Currently a patient put onto the kidney alone list after LTA will have to wait
the average 5 years for their kidney (average kidney alone wait list time in SE
USA). Given the poor outcomes described by Northrup, these patients are likely
to die with a functioning liver waiting for a kidney.
So can we predict who who will develop ESRD after LTA? A
number of studies have looked at this using various prediction parameters.
In summary:
- RRT for less than 30days pre-LTA are likely to recover renal
function
- RRT for greater than 90days preLTA are unlikely to recover
- Patients with eGFR consistently less than 30ml/min/1.73m2 (MDRD)
for 90days prior to LTA had an increased risk of ESRD.
- ATN vs HRS as a cause of renal failure at time of LTA increases the risk of post LTA CKD 4/5.
So how can we improve the allocation of kidneys in CLK
patients?
Dr Carl Berg is the Chairman of the OPTN/UNOS policy
oversight committee, incoming UNOS Vice President and a Liver Transplant Physician
at Duke University Medical Center. He recently presented a talk that
highlighted the issues described above. He and others (Richard Formica and
Bertram Kasiske) are working on proposals that will:
- Avoid giving kidneys to liver transplant patients with a
high likelihood of renal recovery
- Provide fail-safe mechanism to provide less penalty for
“guessing wrong” and not putting in a kidney with a liver
- Create a system that is not easily manipulated.

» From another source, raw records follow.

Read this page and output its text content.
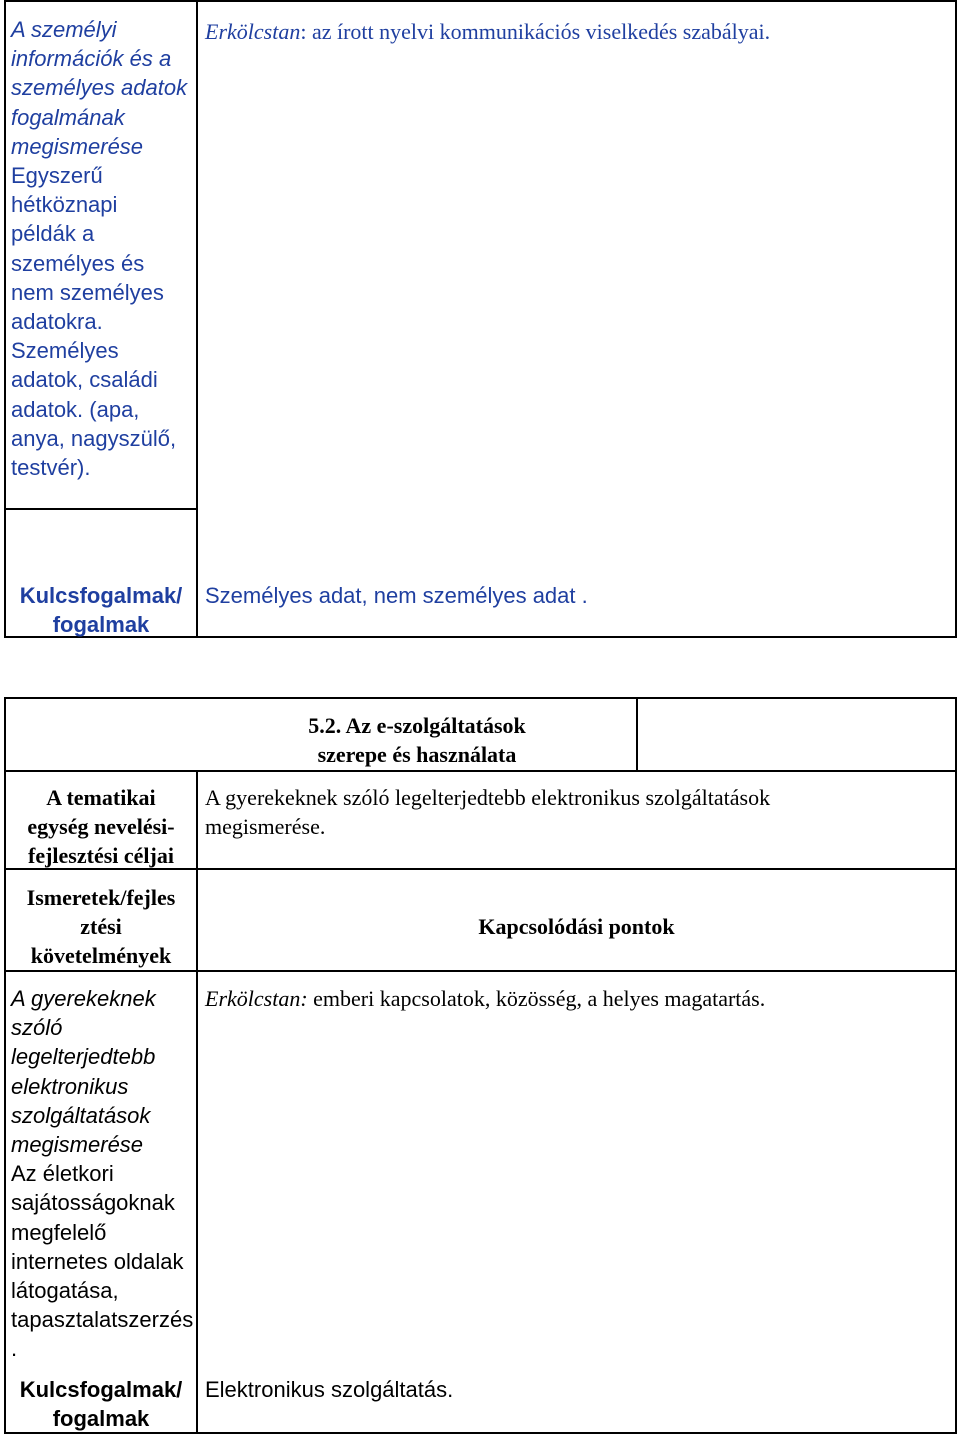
A személyi
információk és a
személyes adatok
fogalmának
megismerése
Egyszerű
hétköznapi
példák a
személyes és
nem személyes
adatokra.
Személyes
adatok, családi
adatok. (apa,
anya, nagyszülő,
testvér).
Erkölcstan: az írott nyelvi kommunikációs viselkedés szabályai.
Kulcsfogalmak/
fogalmak
Személyes adat, nem személyes adat .
5.2. Az e-szolgáltatások
szerepe és használata
A tematikai
egység nevelési-
fejlesztési céljai
A gyerekeknek szóló legelterjedtebb elektronikus szolgáltatások
megismerése.
Ismeretek/fejles
ztési
követelmények
Kapcsolódási pontok
A gyerekeknek
szóló
legelterjedtebb
elektronikus
szolgáltatások
megismerése
Az életkori
sajátosságoknak
megfelelő
internetes oldalak
látogatása,
tapasztalatszerzés
.
Erkölcstan: emberi kapcsolatok, közösség, a helyes magatartás.
Kulcsfogalmak/
fogalmak
Elektronikus szolgáltatás.
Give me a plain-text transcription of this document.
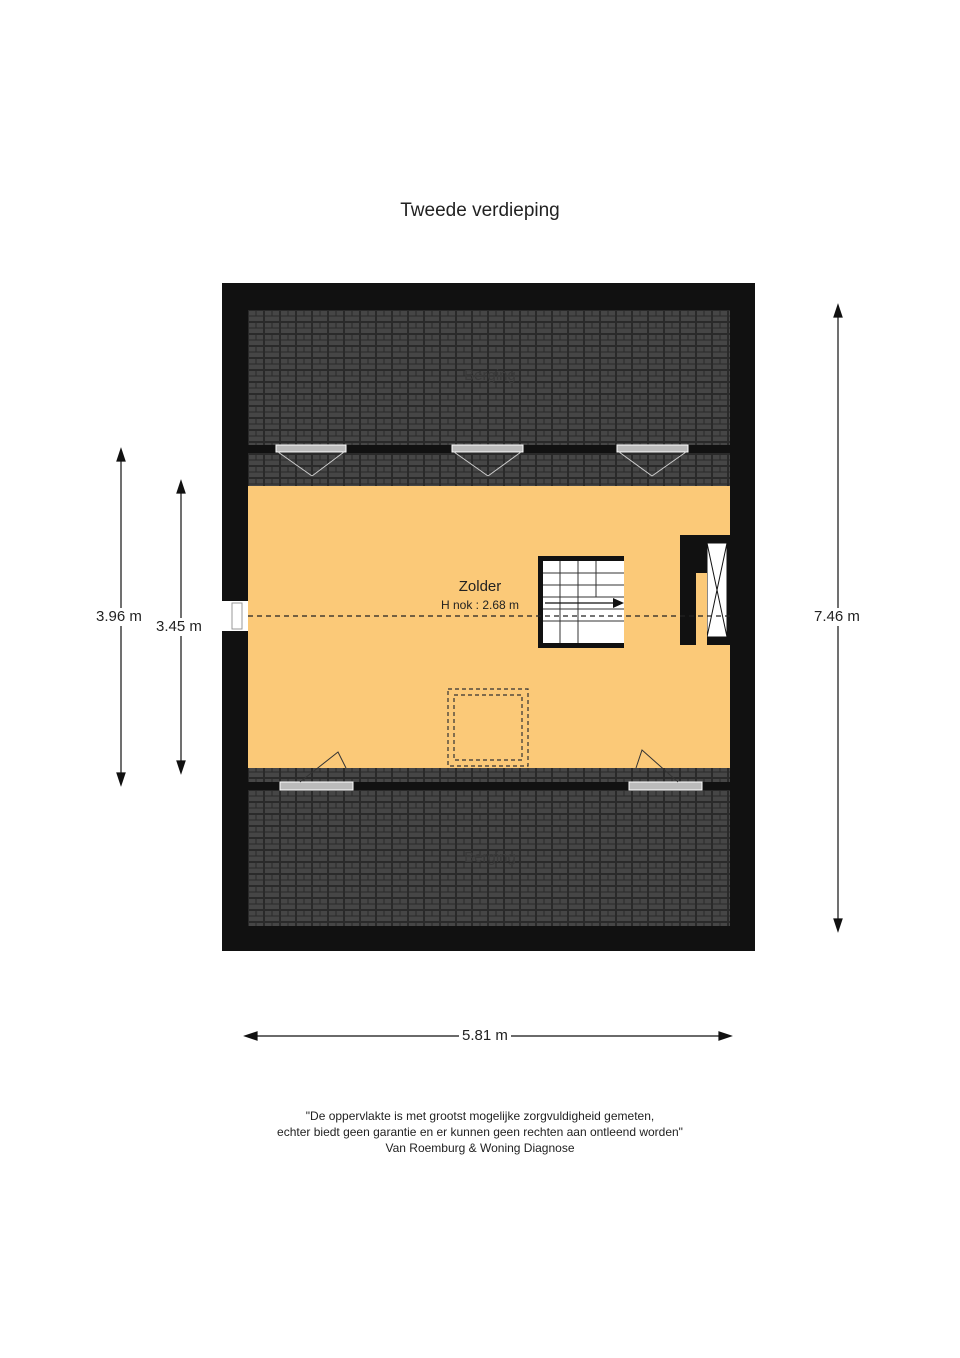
Tweede verdieping
Berging
Berging
Zolder
H nok : 2.68 m
7.46 m
3.96 m
3.45 m
5.81 m
"De oppervlakte is met grootst mogelijke zorgvuldigheid gemeten,
echter biedt geen garantie en er kunnen geen rechten aan ontleend worden"
Van Roemburg & Woning Diagnose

Some of the proposed ideas are as follows (these are not
official UNOS/OPTN proposals but are proposals based on the expert opinions of
the three mentioned authors CB, RF, BK):
Fail safe:
1) The patient receives a time credit of the 25th percentile
of waiting time for the center they are listed in.

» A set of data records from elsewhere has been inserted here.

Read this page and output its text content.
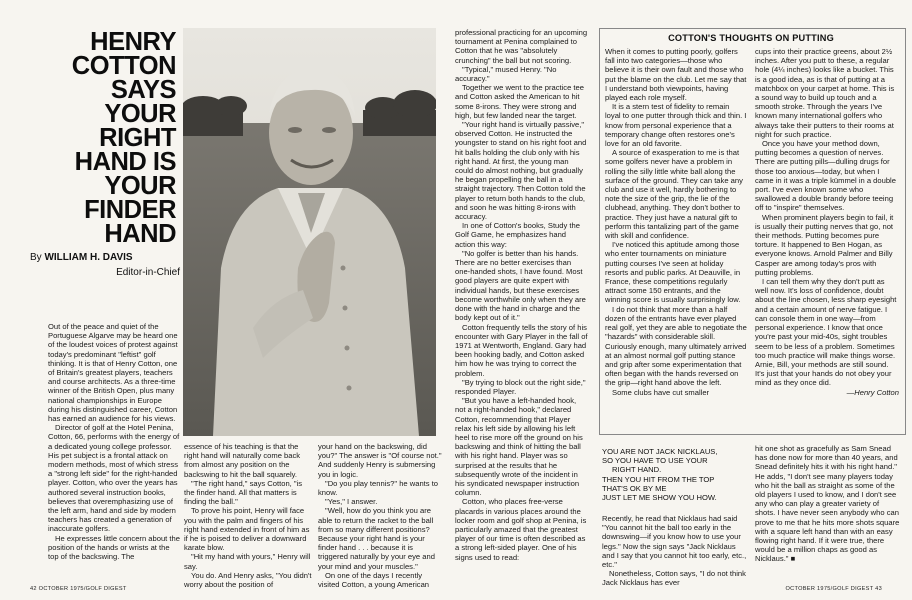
HENRY
COTTON
SAYS
YOUR
RIGHT
HAND IS
YOUR
FINDER
HAND
By WILLIAM H. DAVIS
Editor-in-Chief

Out of the peace and quiet of the Portuguese Algarve may be heard one of the loudest voices of protest against today's predominant "leftist" golf thinking. It is that of Henry Cotton, one of Britain's greatest players, teachers and course architects. As a three-time winner of the British Open, plus many national championships in Europe during his distinguished career, Cotton has earned an audience for his views.

Director of golf at the Hotel Penina, Cotton, 66, performs with the energy of a dedicated young college professor. His pet subject is a frontal attack on modern methods, most of which stress a "strong left side" for the right-handed player. Cotton, who over the years has authored several instruction books, believes that overemphasizing use of the left arm, hand and side by modern teachers has created a generation of inaccurate golfers.

He expresses little concern about the position of the hands or wrists at the top of the backswing. The

essence of his teaching is that the right hand will naturally come back from almost any position on the backswing to hit the ball squarely.

"The right hand," says Cotton, "is the finder hand. All that matters is finding the ball."

To prove his point, Henry will face you with the palm and fingers of his right hand extended in front of him as if he is poised to deliver a downward karate blow.

"Hit my hand with yours," Henry will say.

You do. And Henry asks, "You didn't worry about the position of

your hand on the backswing, did you?" The answer is "Of course not." And suddenly Henry is submersing you in logic.

"Do you play tennis?" he wants to know.

"Yes," I answer.

"Well, how do you think you are able to return the racket to the ball from so many different positions? Because your right hand is your finder hand . . . because it is triggered naturally by your eye and your mind and your muscles."

On one of the days I recently visited Cotton, a young American

professional practicing for an upcoming tournament at Penina complained to Cotton that he was "absolutely crunching" the ball but not scoring.

"Typical," mused Henry. "No accuracy."

Together we went to the practice tee and Cotton asked the American to hit some 8-irons. They were strong and high, but few landed near the target.

"Your right hand is virtually passive," observed Cotton. He instructed the youngster to stand on his right foot and hit balls holding the club only with his right hand. At first, the young man could do almost nothing, but gradually he began propelling the ball in a straight trajectory. Then Cotton told the player to return both hands to the club, and soon he was hitting 8-irons with accuracy.

In one of Cotton's books, Study the Golf Game, he emphasizes hand action this way:

"No golfer is better than his hands. There are no better exercises than one-handed shots, I have found. Most good players are quite expert with individual hands, but these exercises become worthwhile only when they are done with the hand in charge and the body kept out of it."

Cotton frequently tells the story of his encounter with Gary Player in the fall of 1971 at Wentworth, England. Gary had been hooking badly, and Cotton asked him how he was trying to correct the problem.

"By trying to block out the right side," responded Player.

"But you have a left-handed hook, not a right-handed hook," declared Cotton, recommending that Player relax his left side by allowing his left heel to rise more off the ground on his backswing and think of hitting the ball with his right hand. Player was so surprised at the results that he subsequently wrote of the incident in his syndicated newspaper instruction column.

Cotton, who places free-verse placards in various places around the locker room and golf shop at Penina, is particularly amazed that the greatest player of our time is often described as a strong left-sided player. One of his signs used to read:

COTTON'S THOUGHTS ON PUTTING

When it comes to putting poorly, golfers fall into two categories—those who believe it is their own fault and those who put the blame on the club. Let me say that I understand both viewpoints, having played each role myself.

It is a stern test of fidelity to remain loyal to one putter through thick and thin. I know from personal experience that a temporary change often restores one's love for an old favorite.

A source of exasperation to me is that some golfers never have a problem in rolling the silly little white ball along the surface of the ground. They can take any club and use it well, hardly bothering to note the size of the grip, the lie of the clubhead, anything. They don't bother to practice. They just have a natural gift to perform this tantalizing part of the game with skill and confidence.

I've noticed this aptitude among those who enter tournaments on miniature putting courses I've seen at holiday resorts and public parks. At Deauville, in France, these competitions regularly attract some 150 entrants, and the winning score is usually surprisingly low.

I do not think that more than a half dozen of the entrants have ever played real golf, yet they are able to negotiate the "hazards" with considerable skill. Curiously enough, many ultimately arrived at an almost normal golf putting stance and grip after some experimentation that often began with the hands reversed on the grip—right hand above the left.

Some clubs have cut smaller

cups into their practice greens, about 2½ inches. After you putt to these, a regular hole (4¼ inches) looks like a bucket. This is a good idea, as is that of putting at a matchbox on your carpet at home. This is a sound way to build up touch and a smooth stroke. Through the years I've known many international golfers who always take their putters to their rooms at night for such practice.

Once you have your method down, putting becomes a question of nerves. There are putting pills—dulling drugs for those too anxious—today, but when I came in it was a triple kümmel in a double port. I've even known some who swallowed a double brandy before teeing off to "inspire" themselves.

When prominent players begin to fail, it is usually their putting nerves that go, not their methods. Putting becomes pure torture. It happened to Ben Hogan, as everyone knows. Arnold Palmer and Billy Casper are among today's pros with putting problems.

I can tell them why they don't putt as well now. It's loss of confidence, doubt about the line chosen, less sharp eyesight and a certain amount of nerve fatigue. I can console them in one way—from personal experience. I know that once you're past your mid-40s, sight troubles seem to be less of a problem. Sometimes too much practice will make things worse. Arnie, Bill, your methods are still sound. It's just that your hands do not obey your mind as they once did.

—Henry Cotton
YOU ARE NOT JACK NICKLAUS,
SO YOU HAVE TO USE YOUR
RIGHT HAND.
THEN YOU HIT FROM THE TOP
THAT'S OK BY ME
JUST LET ME SHOW YOU HOW.

Recently, he read that Nicklaus had said "You cannot hit the ball too early in the downswing—if you know how to use your legs." Now the sign says "Jack Nicklaus and I say that you cannot hit too early, etc., etc."

Nonetheless, Cotton says, "I do not think Jack Nicklaus has ever

hit one shot as gracefully as Sam Snead has done now for more than 40 years, and Snead definitely hits it with his right hand." He adds, "I don't see many players today who hit the ball as straight as some of the old players I used to know, and I don't see any who can play a greater variety of shots. I have never seen anybody who can prove to me that he hits more shots square with a square left hand than with an easy flowing right hand. If it were true, there would be a million chaps as good as Nicklaus." ■

42 OCTOBER 1975/GOLF DIGEST	OCTOBER 1975/GOLF DIGEST 43
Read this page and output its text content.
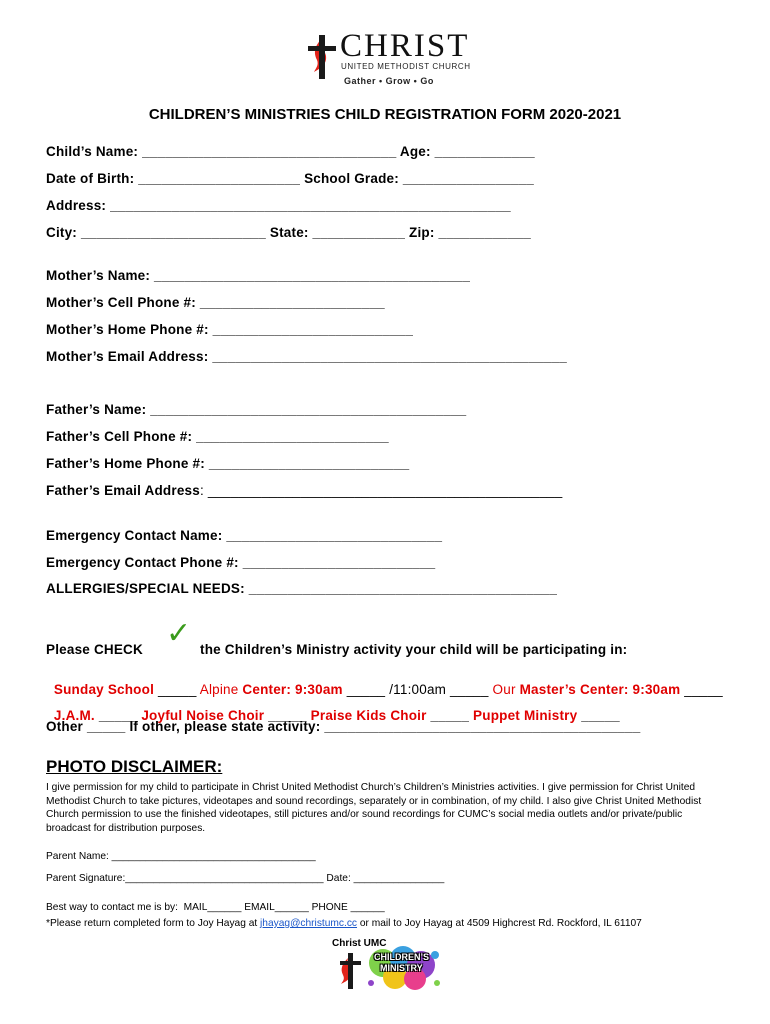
CHRIST
UNITED METHODIST CHURCH
Gather • Grow • Go
CHILDREN’S MINISTRIES CHILD REGISTRATION FORM 2020-2021
Child’s Name: _________________________________ Age: _____________
Date of Birth: _____________________ School Grade: _________________
Address: ____________________________________________________
City: ________________________ State: ____________ Zip: ____________
Mother’s Name: _________________________________________
Mother’s Cell Phone #: ________________________
Mother’s Home Phone #: __________________________
Mother’s Email Address: ______________________________________________
Father’s Name: _________________________________________
Father’s Cell Phone #: _________________________
Father’s Home Phone #: __________________________
Father’s Email Address: ______________________________________________
Emergency Contact Name: ____________________________
Emergency Contact Phone #: _________________________
ALLERGIES/SPECIAL NEEDS: ________________________________________
Please CHECK ✓ the Children’s Ministry activity your child will be participating in:

Sunday School _____ Alpine Center: 9:30am _____ /11:00am _____ Our Master’s Center: 9:30am _____

J.A.M. _____ Joyful Noise Choir _____ Praise Kids Choir _____ Puppet Ministry _____

Other _____ If other, please state activity: _________________________________________
PHOTO DISCLAIMER:
I give permission for my child to participate in Christ United Methodist Church’s Children’s Ministries activities. I give permission for Christ United Methodist Church to take pictures, videotapes and sound recordings, separately or in combination, of my child. I also give Christ United Methodist Church permission to use the finished videotapes, still pictures and/or sound recordings for CUMC’s social media outlets and/or private/public broadcast for distribution purposes.
Parent Name: ____________________________________
Parent Signature:___________________________________ Date: ________________
Best way to contact me is by:  MAIL______ EMAIL______ PHONE ______
*Please return completed form to Joy Hayag at jhayag@christumc.cc or mail to Joy Hayag at 4509 Highcrest Rd. Rockford, IL 61107
Christ UMC
CHILDREN’S
MINISTRY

2) In addition, the patient receives credit for the time
spent from transplant of the primary organ (time of arterial anastomosis to
time of listing).
This time credit should encourage doctors to allow time for
the kidney to recover but not discourage living donation.

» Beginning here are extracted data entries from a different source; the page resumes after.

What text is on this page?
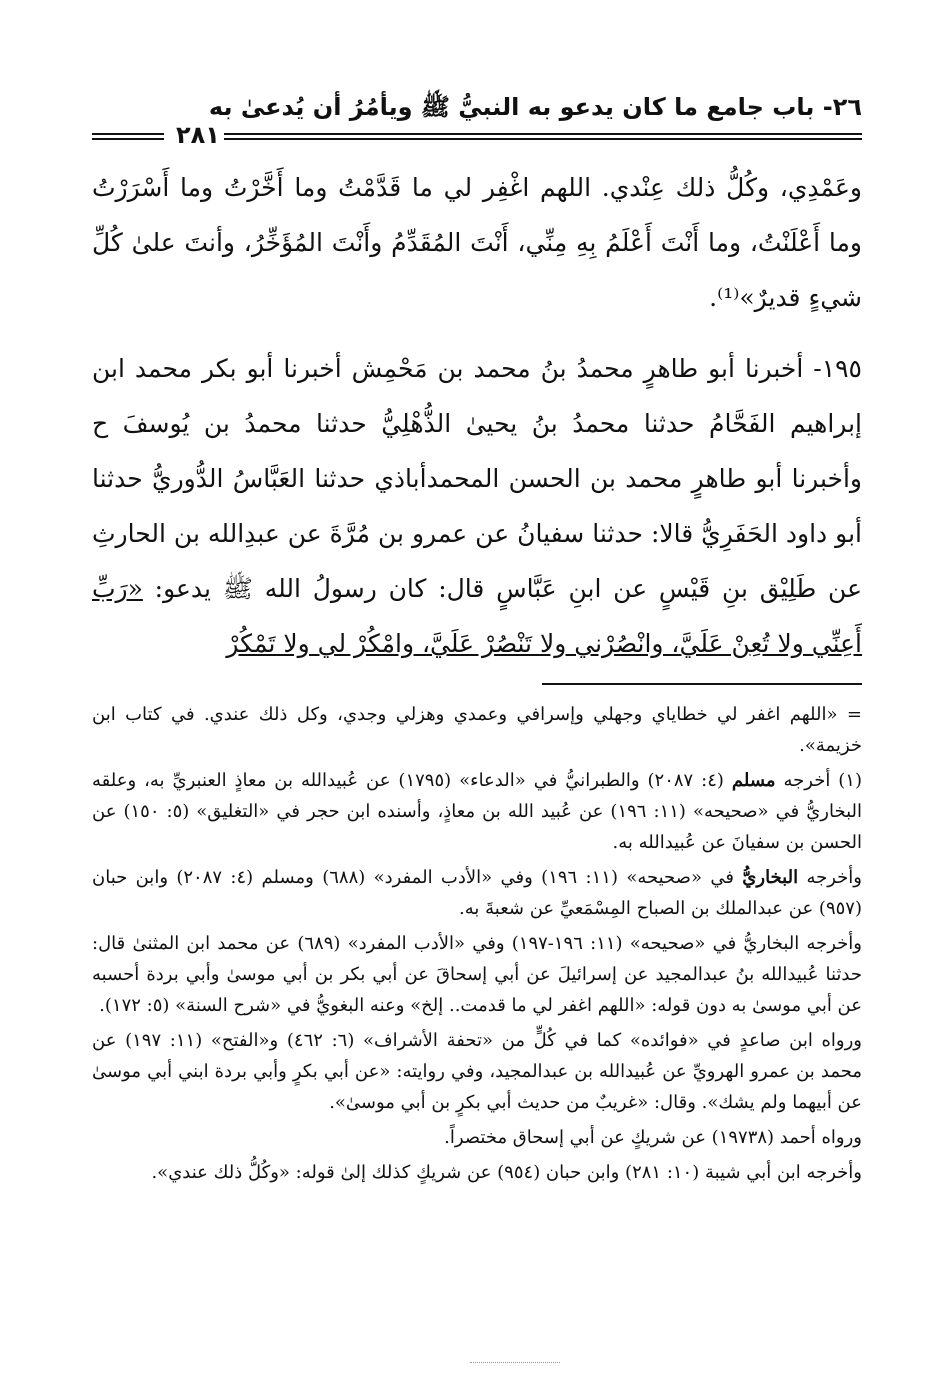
٢٦- باب جامع ما كان يدعو به النبيُّ ﷺ ويأمُرُ أن يُدعىٰ به
٢٨١

وعَمْدِي، وكُلُّ ذلك عِنْدي. اللهم اغْفِر لي ما قَدَّمْتُ وما أَخَّرْتُ وما أَسْرَرْتُ وما أَعْلَنْتُ، وما أَنْتَ أَعْلَمُ بِهِ مِنِّي، أَنْتَ المُقَدِّمُ وأَنْتَ المُؤَخِّرُ، وأنتَ علىٰ كُلِّ شيءٍ قديرٌ»⁽¹⁾.

١٩٥- أخبرنا أبو طاهرٍ محمدُ بنُ محمد بن مَحْمِش أخبرنا أبو بكر محمد ابن إبراهيم الفَحَّامُ حدثنا محمدُ بنُ يحيىٰ الذُّهْلِيُّ حدثنا محمدُ بن يُوسفَ ح وأخبرنا أبو طاهرٍ محمد بن الحسن المحمدأباذي حدثنا العَبَّاسُ الدُّوريُّ حدثنا أبو داود الحَفَرِيُّ قالا: حدثنا سفيانُ عن عمرو بن مُرَّةَ عن عبدِالله بن الحارثِ عن طَلِيْق بنِ قَيْسٍ عن ابنِ عَبَّاسٍ قال: كان رسولُ الله ﷺ يدعو: «رَبِّ أَعِنِّي ولا تُعِنْ عَلَيَّ، وانْصُرْني ولا تَنْصُرْ عَلَيَّ، وامْكُرْ لي ولا تَمْكُرْ

= «اللهم اغفر لي خطاياي وجهلي وإسرافي وعمدي وهزلي وجدي، وكل ذلك عندي. في كتاب ابن خزيمة».

(١) أخرجه مسلم (٤: ٢٠٨٧) والطبرانيُّ في «الدعاء» (١٧٩٥) عن عُبيدالله بن معاذٍ العنبريِّ به، وعلقه البخاريُّ في «صحيحه» (١١: ١٩٦) عن عُبيد الله بن معاذٍ، وأسنده ابن حجر في «التغليق» (٥: ١٥٠) عن الحسن بن سفيانَ عن عُبيدالله به.

وأخرجه البخاريُّ في «صحيحه» (١١: ١٩٦) وفي «الأدب المفرد» (٦٨٨) ومسلم (٤: ٢٠٨٧) وابن حبان (٩٥٧) عن عبدالملك بن الصباح المِسْمَعيِّ عن شعبةَ به.

وأخرجه البخاريُّ في «صحيحه» (١١: ١٩٦-١٩٧) وفي «الأدب المفرد» (٦٨٩) عن محمد ابن المثنىٰ قال: حدثنا عُبيدالله بنُ عبدالمجيد عن إسرائيلَ عن أبي إسحاقَ عن أبي بكر بن أبي موسىٰ وأبي بردة أحسبه عن أبي موسىٰ به دون قوله: «اللهم اغفر لي ما قدمت.. إلخ» وعنه البغويُّ في «شرح السنة» (٥: ١٧٢).

ورواه ابن صاعدٍ في «فوائده» كما في كُلٍّ من «تحفة الأشراف» (٦: ٤٦٢) و«الفتح» (١١: ١٩٧) عن محمد بن عمرو الهرويِّ عن عُبيدالله بن عبدالمجيد، وفي روايته: «عن أبي بكرٍ وأبي بردة ابني أبي موسىٰ عن أبيهما ولم يشك». وقال: «غريبٌ من حديث أبي بكرٍ بن أبي موسىٰ».

ورواه أحمد (١٩٧٣٨) عن شريكٍ عن أبي إسحاق مختصراً.

وأخرجه ابن أبي شيبة (١٠: ٢٨١) وابن حبان (٩٥٤) عن شريكٍ كذلك إلىٰ قوله: «وكُلُّ ذلك عندي».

Proposed criteria for offering a kidney at the time of Liver
transplant
•ESRD (as defined by the Form 2728)
•Metabolic disease requiring CLK
•Acute renal failure with ≥8 weeks of dialysis
•CKD with eGFR or CrCl ≤30 mL/min
The duration and time of CKD first documentation needs to be
assessed.
This is an interesting and difficult area for the transplant
physician. I certainly agree that clearer guidelines are needed to ensure our
limited pool of good kidneys is used wisely and no ‘game playing’ occurs. With
regard to Dr Berg’s proposals; the AKI and CKD criteria are most troublesome.
We all know kidneys can recover function weeks after an AKI event. Clinical
diagnosis of AKI or even diagnosing CKD in these patients in difficult and
requires great clinical skill from the nephrologist. Performing a kidney biopsy
to gauge likelihood of recovery and cause of AKI sounds attractive but is risky
and costly in this patient group.
Posted by Andrew Malone
3 comments:
what about considering recipients who have received CLK, once their GFR improves and suggest their native kidneys are functioning, then donate back their transplant kidney to a potential matched recipient in a controlled environment as a Living donor.
Memon suggests retrieving renal transplants from patients who recover native renal function after combined liver and kidney transplants. There is a number of problems associated with this. First that comes to my mind would be the difficulty to establish the relative contribution of renal function by the native kidneys vs the transplanted kidney. Second, remember some of these patients have chronic infections, and probably malignancy risk that will be carried with the transplanted kidney. Third: remember that transplant nephrectomy is a surgically difficult procedure. Forth, even if the above problems did not exist, the most important issue would be the ethical problem of having to take this transplant recipient back to the operating room to perform yet another surgical procedure, that carries high risk for renal impairment and potential risks to his/her life. Add to that, that no matter how much recovery there is from the native kidneys, exposure to CNI's and other potential causes of renal impairment make the presence of this already transplanted kidney a potential plus to the survival of the liver transplant recipient.
Thanks for sharing your perspective. Very well written and informative.